Leanne Pittsford, founder of Lesbians Who Tech, declared that hiring graduates of coding bootcamps into junior engineering roles increases corporate diversity. Pittsford also gave clear calls to action on how companies can do this with a new product launched by Lesbians Who Tech called include.io in her talk, Apathy is Not an Option.
Brook Shelley from Turbine Labs in Portland, OR spoke about her company’s path to continuous delivery and a DevOps mentality in her session “When you Go From Just Writing Code to Deploying Software.” Brook’s professional journey to test-first engineering culture and continuous integration and deployment of software was important to me, as CPT embarks on its own continuous delivery transformation (at scale) this year.

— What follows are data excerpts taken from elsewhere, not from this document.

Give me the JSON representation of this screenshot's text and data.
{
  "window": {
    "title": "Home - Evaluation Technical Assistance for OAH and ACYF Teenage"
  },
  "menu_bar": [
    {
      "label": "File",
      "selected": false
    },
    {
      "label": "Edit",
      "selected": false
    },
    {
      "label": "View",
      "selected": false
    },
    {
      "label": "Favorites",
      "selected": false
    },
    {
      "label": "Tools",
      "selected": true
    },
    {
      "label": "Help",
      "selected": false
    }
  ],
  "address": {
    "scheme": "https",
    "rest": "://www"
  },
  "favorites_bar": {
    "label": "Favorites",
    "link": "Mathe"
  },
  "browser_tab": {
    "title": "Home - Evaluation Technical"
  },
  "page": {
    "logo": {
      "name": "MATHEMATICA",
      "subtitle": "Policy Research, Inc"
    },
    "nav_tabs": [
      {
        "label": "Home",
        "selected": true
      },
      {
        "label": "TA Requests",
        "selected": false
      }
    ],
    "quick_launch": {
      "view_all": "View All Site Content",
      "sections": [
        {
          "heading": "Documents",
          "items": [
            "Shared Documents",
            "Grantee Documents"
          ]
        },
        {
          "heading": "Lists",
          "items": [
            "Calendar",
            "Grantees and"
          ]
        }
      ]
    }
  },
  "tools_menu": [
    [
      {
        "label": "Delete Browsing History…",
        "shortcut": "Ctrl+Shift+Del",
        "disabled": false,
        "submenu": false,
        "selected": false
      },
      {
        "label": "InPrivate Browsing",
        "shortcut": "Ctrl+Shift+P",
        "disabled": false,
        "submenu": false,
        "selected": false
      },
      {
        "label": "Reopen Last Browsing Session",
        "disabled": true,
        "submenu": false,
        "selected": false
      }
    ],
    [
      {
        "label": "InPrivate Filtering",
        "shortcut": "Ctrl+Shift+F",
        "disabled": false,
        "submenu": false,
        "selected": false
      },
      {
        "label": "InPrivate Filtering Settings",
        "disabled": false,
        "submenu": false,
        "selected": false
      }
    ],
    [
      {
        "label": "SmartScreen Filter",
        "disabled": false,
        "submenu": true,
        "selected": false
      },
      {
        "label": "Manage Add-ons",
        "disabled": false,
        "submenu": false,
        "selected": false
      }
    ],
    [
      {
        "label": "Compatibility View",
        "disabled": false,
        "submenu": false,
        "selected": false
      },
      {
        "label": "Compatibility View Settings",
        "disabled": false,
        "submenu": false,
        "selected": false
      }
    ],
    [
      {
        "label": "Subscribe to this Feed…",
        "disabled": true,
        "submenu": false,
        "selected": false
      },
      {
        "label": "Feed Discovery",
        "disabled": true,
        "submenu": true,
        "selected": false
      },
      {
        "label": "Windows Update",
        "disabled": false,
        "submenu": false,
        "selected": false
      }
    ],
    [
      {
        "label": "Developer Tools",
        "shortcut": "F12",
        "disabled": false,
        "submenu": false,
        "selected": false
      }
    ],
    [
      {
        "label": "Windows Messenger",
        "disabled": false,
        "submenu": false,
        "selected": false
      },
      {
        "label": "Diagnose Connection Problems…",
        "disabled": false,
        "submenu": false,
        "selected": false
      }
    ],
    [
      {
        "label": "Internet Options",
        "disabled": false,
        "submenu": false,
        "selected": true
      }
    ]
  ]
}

Ace Portis from Transgender Law Center shared the grim reality that only a very minor amount of LGBT fundraising is directed to the transgender community. They also announced #TransformTech, an inclusive tech event for the trans community, April 13, 2017 at Salesforce HQ in San Francisco
Laura Sydell from NPR, traced one “fake news” article from its online presence all the way to its author and company owner, and asked tech leaders to use our coding skills to help highlight truth and authenticity in online news.
I bumped into Dominique Hollins, eBay’s leader of United in Pride, many times during the Summit. Each time, her limitless energy spilled out into the Castro Theatre as she shared her own inspirations: “Gail, I just saw X speak, and now we need to do A, B and C at eBay as fast as we can.”
I attended the Retention, Recruitment and Inclusion Executive Forum, an invite-only forum for tech leaders working to increase corporate diversity. The executive forum brought together leaders from IBM, Mozilla, Symantec, Atlassian, Salesforce and other tech companies to share strategies and best practices for diversity and inclusion. I was inspired by the strong, affirmative action recounted in the forum, especially by IBM, Mozilla and Salesforce in support of their global communities of inclusion. This session reminded me that, in my role as Sr Director of Engineering, my work aspires to represent “guerilla diversity” - using my oversight and influence as a leader to increase diversity in my team and across eBay, without an official D&I charter.
Thank you to everyone at eBay who helped us come out strongly in support of equality and inclusion at Lesbians Who Tech this year.